Astrophysicists say our Sun is a G-type main-sequence star in the middle of its life. In a billion years or so, increased solar energy will boil away the Earth's atmosphere and oceans. In a few more billion years, they think the Sun will get bigger and become a red giant star. The Sun would be up to 250 times its current size, as big as 1.4 AU (210,000,000 kilometres; 130,000,000 miles) and will swallow up the Earth.

Earth's fate is still a bit of a mystery. In the long term, the Earth's future depends on the Sun, and the Sun is going to be fairly stable for the next 5 billion years. Calculations suggest that the Earth might move to a wider orbit.
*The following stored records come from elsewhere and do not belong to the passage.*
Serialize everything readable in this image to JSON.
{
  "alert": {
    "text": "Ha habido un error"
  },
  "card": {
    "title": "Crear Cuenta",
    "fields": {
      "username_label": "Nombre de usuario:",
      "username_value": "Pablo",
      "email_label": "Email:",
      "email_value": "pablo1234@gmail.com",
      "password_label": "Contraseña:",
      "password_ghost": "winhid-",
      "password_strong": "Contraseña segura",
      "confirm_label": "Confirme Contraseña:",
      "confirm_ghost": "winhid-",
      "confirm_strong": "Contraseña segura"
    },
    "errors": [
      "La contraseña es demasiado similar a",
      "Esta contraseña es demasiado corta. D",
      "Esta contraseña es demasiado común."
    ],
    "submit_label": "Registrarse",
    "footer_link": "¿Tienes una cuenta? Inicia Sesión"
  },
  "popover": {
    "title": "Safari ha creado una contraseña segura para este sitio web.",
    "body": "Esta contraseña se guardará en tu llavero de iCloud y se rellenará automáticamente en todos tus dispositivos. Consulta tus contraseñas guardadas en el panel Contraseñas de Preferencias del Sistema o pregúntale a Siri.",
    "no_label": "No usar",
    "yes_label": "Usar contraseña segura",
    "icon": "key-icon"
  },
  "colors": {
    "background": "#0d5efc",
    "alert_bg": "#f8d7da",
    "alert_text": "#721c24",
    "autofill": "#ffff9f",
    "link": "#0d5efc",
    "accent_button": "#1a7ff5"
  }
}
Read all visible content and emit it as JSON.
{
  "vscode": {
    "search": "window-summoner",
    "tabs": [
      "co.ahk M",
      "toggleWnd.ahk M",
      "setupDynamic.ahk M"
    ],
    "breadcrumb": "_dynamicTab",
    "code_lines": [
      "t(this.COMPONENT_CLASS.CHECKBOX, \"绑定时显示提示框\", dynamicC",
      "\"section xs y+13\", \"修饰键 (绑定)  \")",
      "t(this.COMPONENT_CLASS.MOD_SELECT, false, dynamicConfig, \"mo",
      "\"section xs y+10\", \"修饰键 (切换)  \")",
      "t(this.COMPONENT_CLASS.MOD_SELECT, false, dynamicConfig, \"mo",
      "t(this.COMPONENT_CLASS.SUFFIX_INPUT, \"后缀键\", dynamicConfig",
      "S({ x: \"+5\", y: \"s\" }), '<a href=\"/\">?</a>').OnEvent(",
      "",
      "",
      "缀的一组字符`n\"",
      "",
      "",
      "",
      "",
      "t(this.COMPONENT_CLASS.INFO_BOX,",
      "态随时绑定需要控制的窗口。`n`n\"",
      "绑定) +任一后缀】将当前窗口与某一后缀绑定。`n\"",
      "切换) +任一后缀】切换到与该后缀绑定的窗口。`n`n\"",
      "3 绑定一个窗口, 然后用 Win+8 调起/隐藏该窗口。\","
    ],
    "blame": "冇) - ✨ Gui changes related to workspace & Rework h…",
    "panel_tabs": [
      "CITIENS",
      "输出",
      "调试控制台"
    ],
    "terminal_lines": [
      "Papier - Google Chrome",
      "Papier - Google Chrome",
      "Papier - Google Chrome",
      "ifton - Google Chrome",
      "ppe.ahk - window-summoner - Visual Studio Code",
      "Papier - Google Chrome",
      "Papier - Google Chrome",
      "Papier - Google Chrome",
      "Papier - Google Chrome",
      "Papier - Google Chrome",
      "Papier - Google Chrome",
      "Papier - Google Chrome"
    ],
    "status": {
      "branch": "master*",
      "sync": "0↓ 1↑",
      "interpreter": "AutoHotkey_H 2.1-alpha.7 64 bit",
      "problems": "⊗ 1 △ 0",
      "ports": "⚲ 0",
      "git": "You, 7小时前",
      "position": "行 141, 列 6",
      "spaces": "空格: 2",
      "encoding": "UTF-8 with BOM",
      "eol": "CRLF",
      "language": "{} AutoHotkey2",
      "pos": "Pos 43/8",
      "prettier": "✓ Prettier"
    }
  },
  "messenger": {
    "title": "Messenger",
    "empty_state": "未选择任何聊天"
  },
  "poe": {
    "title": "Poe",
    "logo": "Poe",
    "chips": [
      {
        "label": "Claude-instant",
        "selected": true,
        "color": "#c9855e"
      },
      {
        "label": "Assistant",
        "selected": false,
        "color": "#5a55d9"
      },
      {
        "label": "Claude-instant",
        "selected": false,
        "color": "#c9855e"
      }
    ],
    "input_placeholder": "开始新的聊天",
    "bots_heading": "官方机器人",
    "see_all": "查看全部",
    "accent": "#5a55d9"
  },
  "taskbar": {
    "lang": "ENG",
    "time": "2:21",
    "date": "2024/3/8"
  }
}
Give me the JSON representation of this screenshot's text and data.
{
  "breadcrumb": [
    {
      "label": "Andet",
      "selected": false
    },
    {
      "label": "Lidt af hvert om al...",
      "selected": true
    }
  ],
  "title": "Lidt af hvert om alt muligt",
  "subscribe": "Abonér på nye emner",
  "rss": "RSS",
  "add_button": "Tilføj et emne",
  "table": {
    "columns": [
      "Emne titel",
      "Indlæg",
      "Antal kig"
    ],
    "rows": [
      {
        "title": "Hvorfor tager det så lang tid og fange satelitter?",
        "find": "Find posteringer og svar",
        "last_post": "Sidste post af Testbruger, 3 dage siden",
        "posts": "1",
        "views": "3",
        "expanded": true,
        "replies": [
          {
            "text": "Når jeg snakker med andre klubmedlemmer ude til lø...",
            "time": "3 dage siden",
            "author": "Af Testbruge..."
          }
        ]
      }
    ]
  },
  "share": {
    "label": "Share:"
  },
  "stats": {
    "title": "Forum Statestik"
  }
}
This is because about 30% of the Sun's mass will blow away in the solar wind. However, in the very long term the Earth will probably be destroyed as the Sun increases in size. Stars like the Sun become red giants at a later stage. The Sun will expand beyond orbits of Mercury, Venus, and probably Earth. In any event, the ocean and air would have vanished before the Sun gets to that stage.

After the Sun reaches a point where it can no longer get bigger, it will lose its layers and form a planetary nebula. Eventually, the Sun will shrink into a white dwarf. Then, over several hundred billion or even a trillion years, the Sun would fade into a black dwarf.